A good liberal might include Bobby Kennedy, personal life aside, who, though a man of privilege, when confronted with the intense poverty of citizens in the South sought to do something about it. Jesus, in all His infinite compassion, could also be considered a liberal, in the classical sense of the word.
All that being said, it seems to me that the definition of a good liberal is shared with the definition of a good journalist. If a journalist is doing his/her job, his/her greatest strength would be empathy. A journalist’s job is to tell a story from as many points of view as those who are effected by an event or a situation. The problem with modern journalism is not that it is too liberal or conservative in the way that most people think. It is not that it tells a story from either a Democratic or a Republican slant. The principal problem with today’s journalism is that it is too narrow in it’s scope.

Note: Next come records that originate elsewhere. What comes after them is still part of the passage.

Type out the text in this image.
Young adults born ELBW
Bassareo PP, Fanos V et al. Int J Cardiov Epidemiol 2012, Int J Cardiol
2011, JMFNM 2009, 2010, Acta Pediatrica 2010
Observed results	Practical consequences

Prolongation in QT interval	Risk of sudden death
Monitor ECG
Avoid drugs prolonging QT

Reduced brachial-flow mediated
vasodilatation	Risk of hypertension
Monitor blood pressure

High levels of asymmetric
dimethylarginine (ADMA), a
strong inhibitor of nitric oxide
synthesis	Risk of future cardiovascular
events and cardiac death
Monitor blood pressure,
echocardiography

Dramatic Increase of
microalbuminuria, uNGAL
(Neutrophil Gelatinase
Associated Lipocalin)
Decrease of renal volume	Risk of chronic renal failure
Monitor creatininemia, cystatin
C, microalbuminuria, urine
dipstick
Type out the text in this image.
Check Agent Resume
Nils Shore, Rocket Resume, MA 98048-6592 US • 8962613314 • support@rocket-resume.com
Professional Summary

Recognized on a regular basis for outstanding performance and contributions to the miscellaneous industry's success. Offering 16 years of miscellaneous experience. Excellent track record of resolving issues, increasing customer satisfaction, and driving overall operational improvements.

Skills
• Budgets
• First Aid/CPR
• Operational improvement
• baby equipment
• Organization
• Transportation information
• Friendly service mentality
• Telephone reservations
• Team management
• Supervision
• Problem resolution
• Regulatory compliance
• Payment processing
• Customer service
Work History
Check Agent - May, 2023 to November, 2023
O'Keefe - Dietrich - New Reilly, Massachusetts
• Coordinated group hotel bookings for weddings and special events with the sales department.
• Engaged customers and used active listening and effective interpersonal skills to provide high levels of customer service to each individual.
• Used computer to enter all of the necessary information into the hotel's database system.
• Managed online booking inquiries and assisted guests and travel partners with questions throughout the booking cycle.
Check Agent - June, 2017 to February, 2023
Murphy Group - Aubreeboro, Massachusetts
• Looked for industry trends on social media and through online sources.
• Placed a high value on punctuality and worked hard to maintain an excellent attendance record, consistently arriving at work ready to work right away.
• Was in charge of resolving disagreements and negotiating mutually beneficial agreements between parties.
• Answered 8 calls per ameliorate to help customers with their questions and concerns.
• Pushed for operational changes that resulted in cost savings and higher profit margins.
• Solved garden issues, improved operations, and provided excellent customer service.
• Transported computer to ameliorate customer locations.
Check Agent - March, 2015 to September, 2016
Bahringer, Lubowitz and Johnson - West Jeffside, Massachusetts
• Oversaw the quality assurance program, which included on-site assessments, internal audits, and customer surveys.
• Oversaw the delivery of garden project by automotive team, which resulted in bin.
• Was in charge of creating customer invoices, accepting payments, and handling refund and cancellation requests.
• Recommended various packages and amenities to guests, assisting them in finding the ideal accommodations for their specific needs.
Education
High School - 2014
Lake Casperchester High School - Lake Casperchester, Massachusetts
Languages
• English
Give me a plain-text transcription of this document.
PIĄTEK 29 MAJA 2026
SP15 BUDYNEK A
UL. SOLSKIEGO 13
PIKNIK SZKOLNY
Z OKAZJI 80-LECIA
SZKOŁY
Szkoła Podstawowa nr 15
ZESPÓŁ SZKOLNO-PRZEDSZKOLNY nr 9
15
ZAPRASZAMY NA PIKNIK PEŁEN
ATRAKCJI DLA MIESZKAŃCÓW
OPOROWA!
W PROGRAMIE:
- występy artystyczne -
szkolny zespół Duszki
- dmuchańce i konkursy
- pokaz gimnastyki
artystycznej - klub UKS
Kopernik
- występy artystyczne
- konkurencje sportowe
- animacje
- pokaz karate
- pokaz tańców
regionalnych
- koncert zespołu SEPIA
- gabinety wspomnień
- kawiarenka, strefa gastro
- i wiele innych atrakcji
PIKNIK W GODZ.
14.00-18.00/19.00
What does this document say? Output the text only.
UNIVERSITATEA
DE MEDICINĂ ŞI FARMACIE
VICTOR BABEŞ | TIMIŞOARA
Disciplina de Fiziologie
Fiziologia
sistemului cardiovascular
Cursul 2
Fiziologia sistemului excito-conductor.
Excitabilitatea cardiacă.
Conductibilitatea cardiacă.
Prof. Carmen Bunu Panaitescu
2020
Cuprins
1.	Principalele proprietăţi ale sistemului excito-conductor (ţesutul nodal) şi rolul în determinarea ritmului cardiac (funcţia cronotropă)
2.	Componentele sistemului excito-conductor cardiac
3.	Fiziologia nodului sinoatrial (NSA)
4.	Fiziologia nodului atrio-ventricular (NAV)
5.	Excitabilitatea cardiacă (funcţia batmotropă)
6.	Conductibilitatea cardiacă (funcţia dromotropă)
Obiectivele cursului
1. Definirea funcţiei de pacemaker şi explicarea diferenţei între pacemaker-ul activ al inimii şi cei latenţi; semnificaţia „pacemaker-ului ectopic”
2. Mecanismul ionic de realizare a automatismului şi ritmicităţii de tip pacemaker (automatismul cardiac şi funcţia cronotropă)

For example, when discussing the Iraq War, a “news” (in quotes because they are only alledgedly reporting the news) outlet might ask a Republican and Democratic pundit or politician their thoughts on the matter and, at best, perhaps a US general. At no point does that “news” network invite on an Iraqi pundit or politician, an Iraqi citizen, American soldiers or veterans of the war, their parents, citizens of neighboring countries to Iraq feeling the heat of nearby warfare and absorption of new refugees, our allies in the “coalition of the (not so much these days) willing, CEO and stockholders in companies such as Halliburton, or any other of the millions of people whose lives and livelihoods are directly effected by this act of war. I personally could care less about what Pat Buchanan or James Carville think about what’s going on in Iraq. The only effect it has on them is the amount books they sell and how much they charge for speaking engagements.
Modern journalism is not nearly as liberal as the tenets of the job dictate it should be. When we have three major “news” channels reporting about Iraq 24-hours a day and at no point is an actual Iraq on any of these programs giving his/her very relevent point of view, then I would not call that a case of too much liberalism on the part of journalism. That’s a case of fraud in calling one’s network a “news” channel and dereliction of duty by not expanding the net and reporting the news as it is, through the eyes from as many people as possible. It is only by exposing the viewer to as many points of view as is necessary, can the public then make an informed opinion of one’s own instead of merely relying on the opinions of a bunch of blowhard pundits whose driving goal is to sell you a book, not to tell you the truth.